Fr. Berard Creed OFM Cap. (centre) with Fr. Anthony Boran OFM Cap. (left) and Fr. Capistran Singleton OFM Cap. (right), and religious sisters (Franciscan Missionaries of the Divine Motherhood) in Sesheke, Zambia.
Capuchin friars receiving their missionary crosses in the Church Street Friary, Dublin, before their departure for the African mission in 1943. The friars are (back, from left to right), Br. Xavier Cox OFM Cap., Fr. Eustace Burke OFM Cap., Fr. Capistran Singleton OFM Cap., and (front, from left to right), Br. Andrew O’Shea OFM Cap., Fr. Terence Anglin OFM Cap. and Br. Fergus Buckley OFM Cap.

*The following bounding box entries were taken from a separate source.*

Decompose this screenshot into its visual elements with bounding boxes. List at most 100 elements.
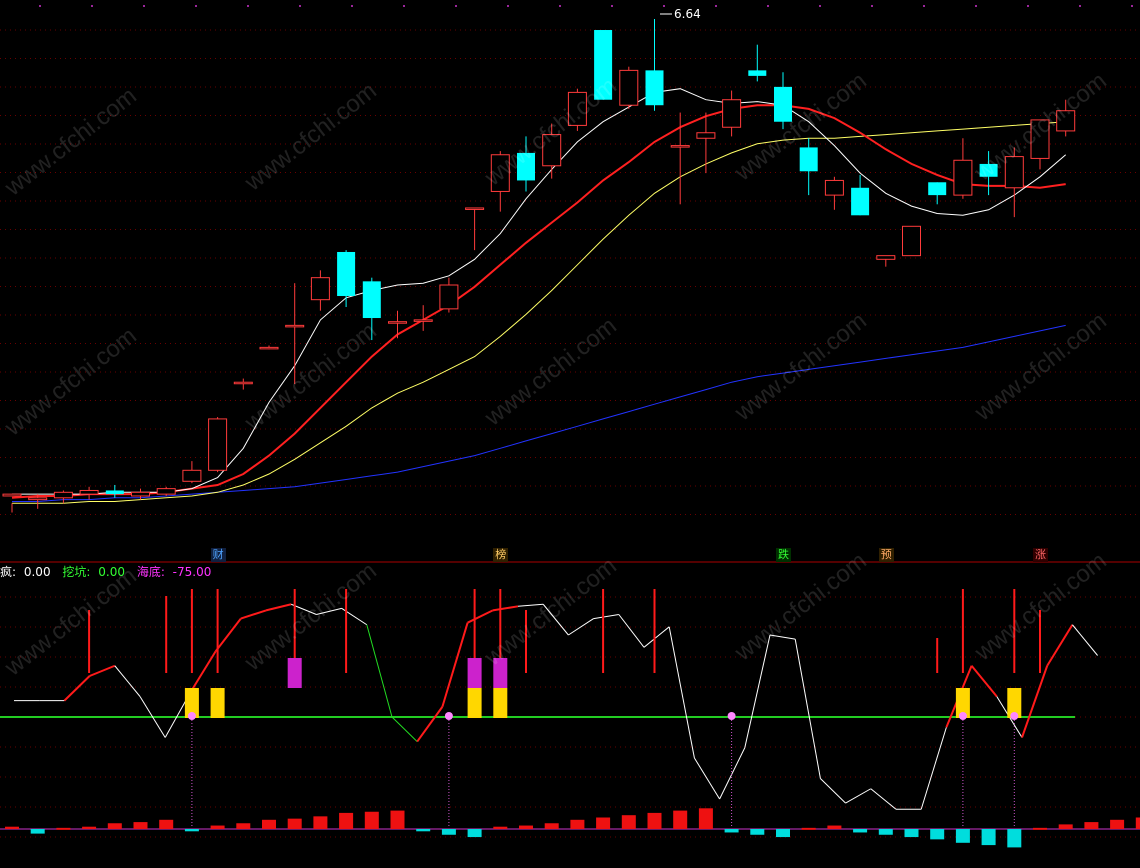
candle-body-up — [413, 319, 433, 322]
top-dot — [871, 5, 873, 7]
candle-body-up — [439, 284, 459, 310]
candle-body-up — [1004, 156, 1024, 189]
top-dot — [1027, 5, 1029, 7]
histogram-bar — [416, 829, 431, 832]
marker-dot — [1010, 712, 1019, 720]
osc-segment — [416, 706, 444, 743]
candle-body-down — [337, 251, 356, 297]
candle-body-down — [851, 187, 870, 216]
histogram-bar — [210, 825, 225, 829]
yellow-block — [493, 688, 508, 718]
osc-segment — [366, 624, 393, 718]
label-wakeng: 挖坑: 0.00 — [62, 565, 125, 579]
histogram-bar — [904, 829, 919, 838]
histogram-bar — [82, 826, 97, 829]
histogram-bar — [827, 825, 842, 829]
histogram-bar — [544, 823, 559, 829]
top-dot — [1131, 5, 1133, 7]
histogram-bar — [107, 823, 122, 829]
histogram-bar — [236, 823, 251, 829]
histogram-bar — [1084, 822, 1099, 829]
event-marker[interactable]: 榜 — [493, 548, 509, 562]
candle-body-up — [233, 381, 253, 385]
top-dot — [559, 5, 561, 7]
osc-segment — [643, 626, 670, 648]
top-dot — [455, 5, 457, 7]
candle-body-up — [259, 346, 279, 350]
osc-segment — [189, 650, 217, 693]
candle-body-up — [1030, 119, 1050, 159]
event-marker[interactable]: 预 — [878, 548, 894, 562]
candle-body-down — [799, 147, 818, 172]
histogram-bar — [1135, 817, 1140, 829]
histogram-bar — [467, 829, 482, 838]
candle-body-down — [362, 281, 381, 319]
marker-dot — [187, 712, 196, 720]
osc-segment — [769, 634, 796, 640]
candlesticks[interactable] — [2, 19, 1076, 513]
top-dot — [403, 5, 405, 7]
osc-segment — [391, 716, 418, 742]
top-dot — [39, 5, 41, 7]
event-marker[interactable]: 涨 — [1033, 548, 1048, 562]
osc-segment — [492, 605, 519, 612]
histogram-bar — [133, 822, 148, 829]
magenta-block — [493, 658, 508, 688]
high-price-label: 6.64 — [674, 7, 701, 21]
osc-segment — [517, 603, 544, 607]
ma60-line — [12, 324, 1066, 502]
candle-body-up — [465, 207, 485, 210]
histogram-bar — [596, 817, 611, 829]
candle-body-down — [928, 182, 947, 196]
candle-body-up — [28, 497, 48, 501]
osc-segment — [820, 778, 846, 804]
ma5-line — [12, 88, 1067, 495]
histogram-bar — [673, 810, 688, 829]
top-dot — [715, 5, 717, 7]
candle-body-down — [748, 70, 767, 76]
histogram-bar — [56, 827, 71, 830]
candle-body-down — [594, 30, 613, 100]
osc-segment — [870, 788, 897, 810]
histogram-bar — [570, 819, 585, 829]
osc-segment — [441, 622, 469, 708]
candle-body-up — [388, 321, 407, 324]
histogram-bar — [878, 829, 893, 835]
top-dot — [91, 5, 93, 7]
candle-body-up — [1056, 110, 1076, 132]
marker-dot — [727, 712, 736, 720]
osc-segment — [668, 626, 695, 759]
histogram-bar — [621, 815, 636, 829]
top-dot — [923, 5, 925, 7]
top-dot — [975, 5, 977, 7]
osc-segment — [719, 747, 746, 800]
ma10-line — [11, 104, 1066, 499]
histogram-bar — [1033, 827, 1047, 830]
stock-chart[interactable]: 6.64 — [0, 0, 1140, 868]
osc-segment — [467, 609, 494, 624]
osc-segment — [63, 675, 91, 702]
top-dot — [299, 5, 301, 7]
candle-body-down — [105, 490, 124, 495]
event-marker[interactable]: 跌 — [776, 548, 791, 562]
osc-segment — [542, 603, 569, 636]
marker-dot — [444, 712, 453, 720]
histogram-bar — [853, 829, 868, 833]
histogram-bar — [313, 816, 328, 829]
candle-body-up — [53, 491, 73, 499]
histogram-bar — [339, 812, 354, 829]
candle-body-down — [645, 70, 664, 106]
histogram-bar — [750, 829, 765, 835]
osc-segment — [744, 634, 771, 748]
top-dot — [195, 5, 197, 7]
candle-body-up — [285, 324, 305, 328]
top-dot — [819, 5, 821, 7]
candle-body-up — [722, 99, 742, 128]
top-dot — [351, 5, 353, 7]
event-marker[interactable]: 财 — [210, 548, 226, 562]
candle-body-up — [953, 159, 973, 196]
histogram-bar — [184, 829, 199, 832]
marker-dot — [958, 712, 967, 720]
ma20-line — [12, 121, 1066, 504]
histogram-bar — [30, 829, 45, 834]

Fr. Christopher Crowley OFM Cap., (right), Fr. Timothy Phelim O’Shea OFM Cap. (seated), Fr. Fintan Roche OFM Cap. (second from left), and Fr. Seraphin Nesdale OFM Cap. (first on left) in Barotseland, Northern Rhodesia. The annotation on the reverse notes that the original image was taken from an album belonging to Fr. Terence Anglin OFM Cap. On the reverse was written: ‘I think this is not a bad piece of architecture for a school master’s son’.
A view of the Loanja mission station, Barotseland. An annotation on the reverse reads 'Back view of the Loanja Station with little oratory in foreground. They were just clearing the brush and scrub away when this was taken'.
The first mission station at Loanja, Barotseland. An annotation on the reverse of the print reads ‘cleared and built in virgin bush. Fr. Timothy Phelim O’Shea OFM Cap. in the foreground / Our habit this was'.
The exterior of St. Bonaventure's Capuchin Hostel, Victoria Cross, Cork. Construction work on the near-complete Cork County Hall on Carrigrohane Road is visible in the background. Completed in 1968 and designed by Cork county architect, Patrick McSweeney, the 16-storey building was some 64.3 metres high, and supplanted Dublin’s Liberty Hall as the country’s tallest building. It has since been superseded as the Republic’s tallest structure by the 17-storey (68 metre) high Elysian building also located in Cork.